Chrysler has had an unlikely comeback from 2009, when the company declared bankruptcy and required a federal bailout and a rescue from Italian automaker Fiat to get back on its feet, The New York Times reported.
Not only did its Ram truck win its third Truck of the Year award Monday at the North American International Auto Show, but Chrysler, the smallest of the U.S. auto giants, saw sales improve 20.6 percent in 2012 against an industry average of 13.4 percent.
By contrast, Ford Motor Co. Posted a sales gain of 4.7 percent for the year while General Motors saw its sales rise 3.7 percent.
At the auto show Monday, Sergio Marchionne, chief executive officer of Chrysler and Fiat, said, "Celebration is fine. I'm delighted.

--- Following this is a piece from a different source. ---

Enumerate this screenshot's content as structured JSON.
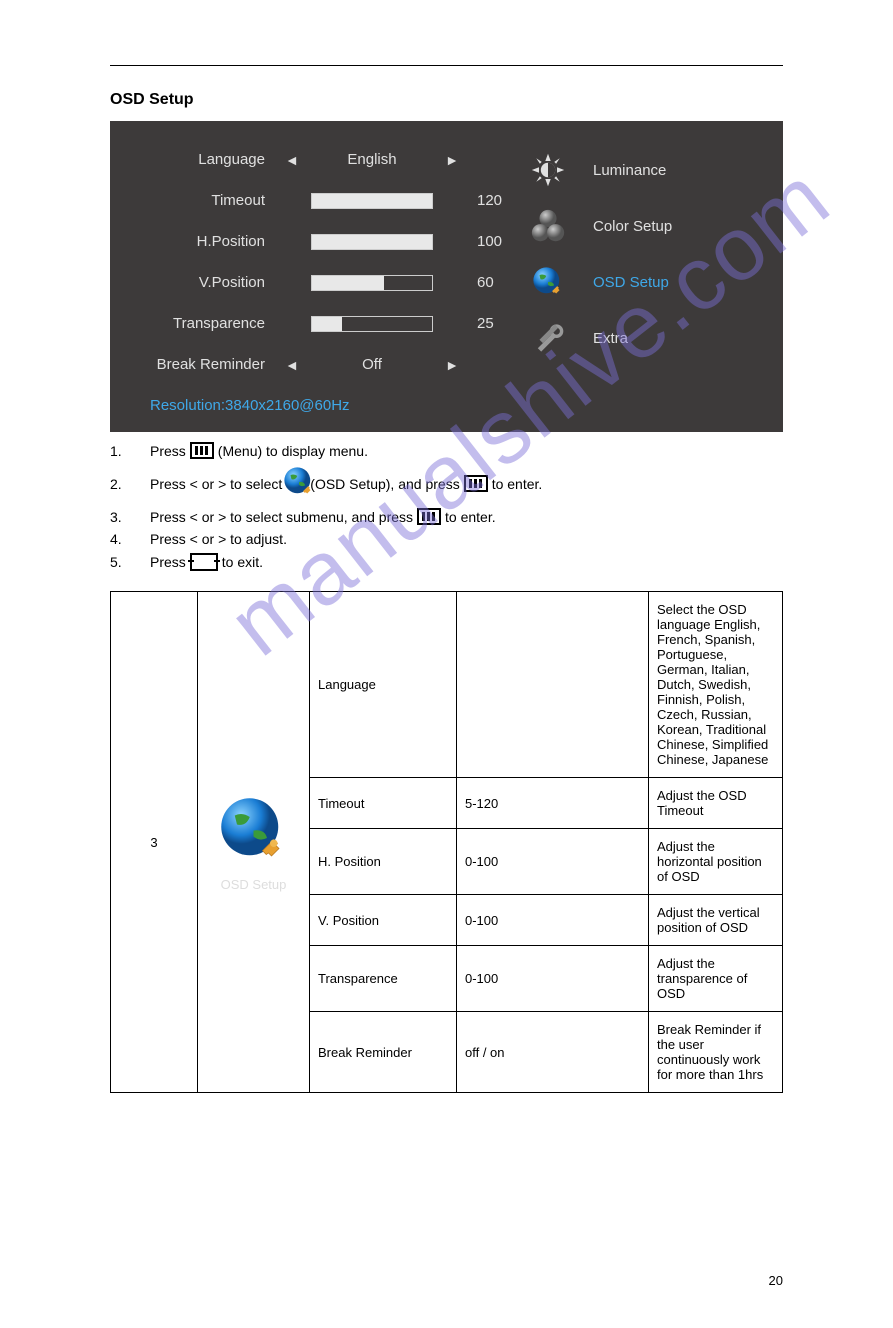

But it's over."
His message had to do with the "threat of complacency," he said.
Putting that into context, automakers lost a combined $6.5 billion in Europe in 2012 and the economic forecasts call for a slow turnaround.
As such, Marchionne is developing plans to diversify what his companies can offer in Europe by switching a Fiat plant to one that makes the compact Jeep Liberty.
"The brand needs an entry-level Jeep" that is affordable, Marchionne said.
This creates a situation few envisioned when Fiat took the risk on the struggling American automaker that had already failed to make headway when owned by Daimler and by Cerberus Capital Management.
Who saw this coming?
"It's not Fiat saving Chrysler; it's Chrysler saving Fiat," said industry analyst David Cole, founder of the Center for Automotive Research.